I have an issue where a noncentered hierarchical model suffers from lots of divergences while the centered version works just fine. This is counter to my expectations so I suspect I’m probably implementing the noncentered variables incorrectly. I create a dataset:
np.random.seed(123)
idist = scipy.stats.norm(loc=10, scale=2)
sdist = scipy.stats.norm(loc=10, scale=0.5)
noise = scipy.stats.norm(loc=0, scale=0.1)
nsamples = 4
intercepts = idist.rvs(nsamples)
slopes = sdist.rvs(nsamples)
point_min = 2
point_range = 10
npoints = [int(point_range * np.random.rand()) + point_min for _ in range(nsamples)]
density_min = 0.90
density_range = 0.20
densities = [np.sort(density_range * np.random.rand(n) + density_min) for n in npoints]
density_mean = np.mean(np.hstack(densities))
density_std = np.std(np.hstack(densities))
normdensities = [(d - density_mean)/density_std for d in densities]
moduli = [s * (d - 0.5 * density_range + density_min) + i + noise.rvs(d.size) for d, s, i in zip(densities, slopes, intercepts)]
moduli_mean = np.mean(np.hstack(moduli))
moduli_std = np.std(np.hstack(moduli))
normmoduli = [(m - moduli_mean)/moduli_std for m in moduli]
So I can specify my centered model as
with pymc3.Model() as noncentered_model:
m = pymc3.Normal('m', mu=0, sd=1)
b = pymc3.Normal('b', mu=0, sd=1)
zb = pymc3.Normal('zb', mu=0, sd=1, shape=(nsamples,))
bi = pymc3.Deterministic('bi', b + zb)
noise = pymc3.HalfNormal('noise', sd = 1)
_ynorm = [None for _ in range(nsamples)]
_y = [None for _ in range(nsamples)]
_l = [None for _ in range(nsamples)]
for i in range(nsamples):
with noncentered_model:
_ynorm[i] = pymc3.Deterministic(f'ynorm_{i+1}', m * normdensities[i]+ bi[i])

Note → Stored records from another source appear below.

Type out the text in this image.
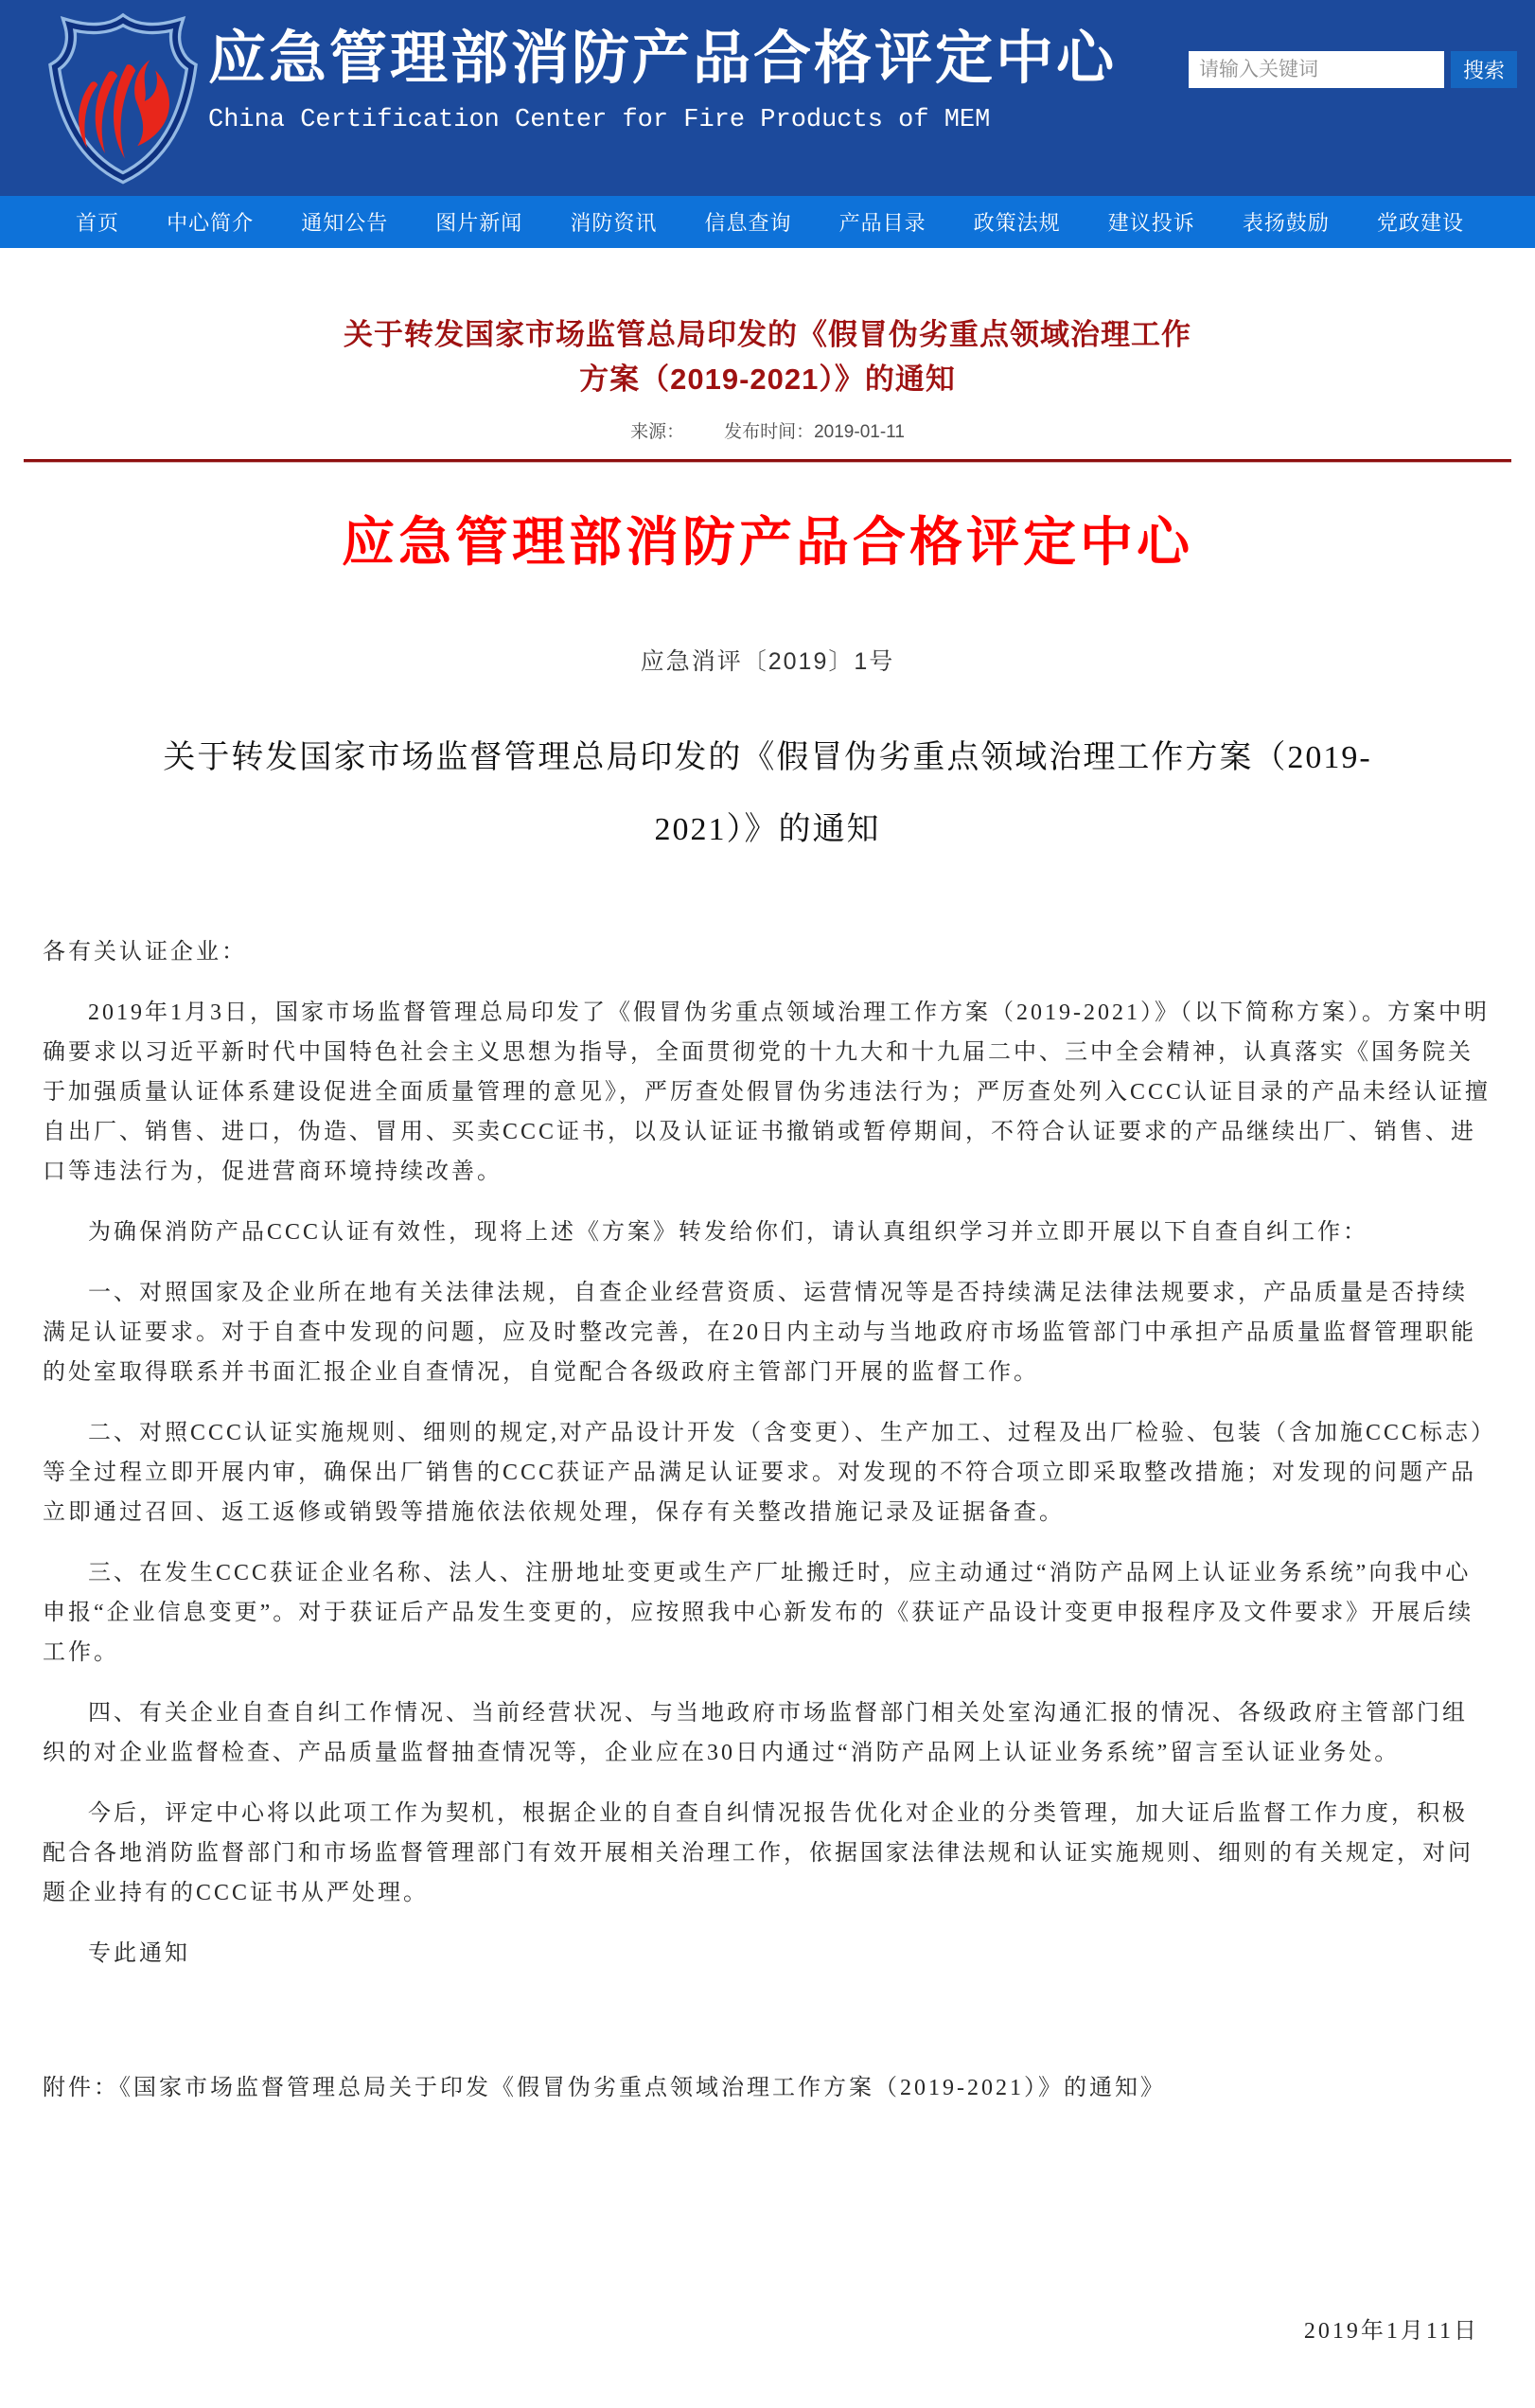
应急管理部消防产品合格评定中心
China Certification Center for Fire Products of MEM
请输入关键词
搜索
首页 中心简介 通知公告 图片新闻 消防资讯 信息查询 产品目录 政策法规 建议投诉 表扬鼓励 党政建设
关于转发国家市场监管总局印发的《假冒伪劣重点领域治理工作
方案（2019-2021）》的通知
来源： 发布时间：2019-01-11
应急管理部消防产品合格评定中心
应急消评〔2019〕1号
关于转发国家市场监督管理总局印发的《假冒伪劣重点领域治理工作方案（2019-
2021）》的通知

各有关认证企业：

2019年1月3日，国家市场监督管理总局印发了《假冒伪劣重点领域治理工作方案（2019-2021）》（以下简称方案）。方案中明确要求以习近平新时代中国特色社会主义思想为指导，全面贯彻党的十九大和十九届二中、三中全会精神，认真落实《国务院关于加强质量认证体系建设促进全面质量管理的意见》，严厉查处假冒伪劣违法行为；严厉查处列入CCC认证目录的产品未经认证擅自出厂、销售、进口，伪造、冒用、买卖CCC证书，以及认证证书撤销或暂停期间，不符合认证要求的产品继续出厂、销售、进口等违法行为，促进营商环境持续改善。

为确保消防产品CCC认证有效性，现将上述《方案》转发给你们，请认真组织学习并立即开展以下自查自纠工作：

一、对照国家及企业所在地有关法律法规，自查企业经营资质、运营情况等是否持续满足法律法规要求，产品质量是否持续满足认证要求。对于自查中发现的问题，应及时整改完善，在20日内主动与当地政府市场监管部门中承担产品质量监督管理职能的处室取得联系并书面汇报企业自查情况，自觉配合各级政府主管部门开展的监督工作。

二、对照CCC认证实施规则、细则的规定,对产品设计开发（含变更）、生产加工、过程及出厂检验、包装（含加施CCC标志）等全过程立即开展内审，确保出厂销售的CCC获证产品满足认证要求。对发现的不符合项立即采取整改措施；对发现的问题产品立即通过召回、返工返修或销毁等措施依法依规处理，保存有关整改措施记录及证据备查。

三、在发生CCC获证企业名称、法人、注册地址变更或生产厂址搬迁时，应主动通过“消防产品网上认证业务系统”向我中心申报“企业信息变更”。对于获证后产品发生变更的，应按照我中心新发布的《获证产品设计变更申报程序及文件要求》开展后续工作。

四、有关企业自查自纠工作情况、当前经营状况、与当地政府市场监督部门相关处室沟通汇报的情况、各级政府主管部门组织的对企业监督检查、产品质量监督抽查情况等，企业应在30日内通过“消防产品网上认证业务系统”留言至认证业务处。

今后，评定中心将以此项工作为契机，根据企业的自查自纠情况报告优化对企业的分类管理，加大证后监督工作力度，积极配合各地消防监督部门和市场监督管理部门有效开展相关治理工作，依据国家法律法规和认证实施规则、细则的有关规定，对问题企业持有的CCC证书从严处理。

专此通知

附件：《国家市场监督管理总局关于印发《假冒伪劣重点领域治理工作方案（2019-2021）》的通知》

2019年1月11日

_y[i] = pymc3.Deterministic(f'y_{i+1}', _ynorm[i] * moduli_std + moduli_mean)
_l[i] = pymc3.Normal(f'l{i+1}', mu = _ynorm[i], sd=noise, observed = normmoduli[i])
This approach fails with MANY divergences. Specifying bi directly (bi = pymc3.Normal(‘bi’, mu=b, sd=1, shape=(nsamples,))) works great.
Does anyone see where I’m going wrong?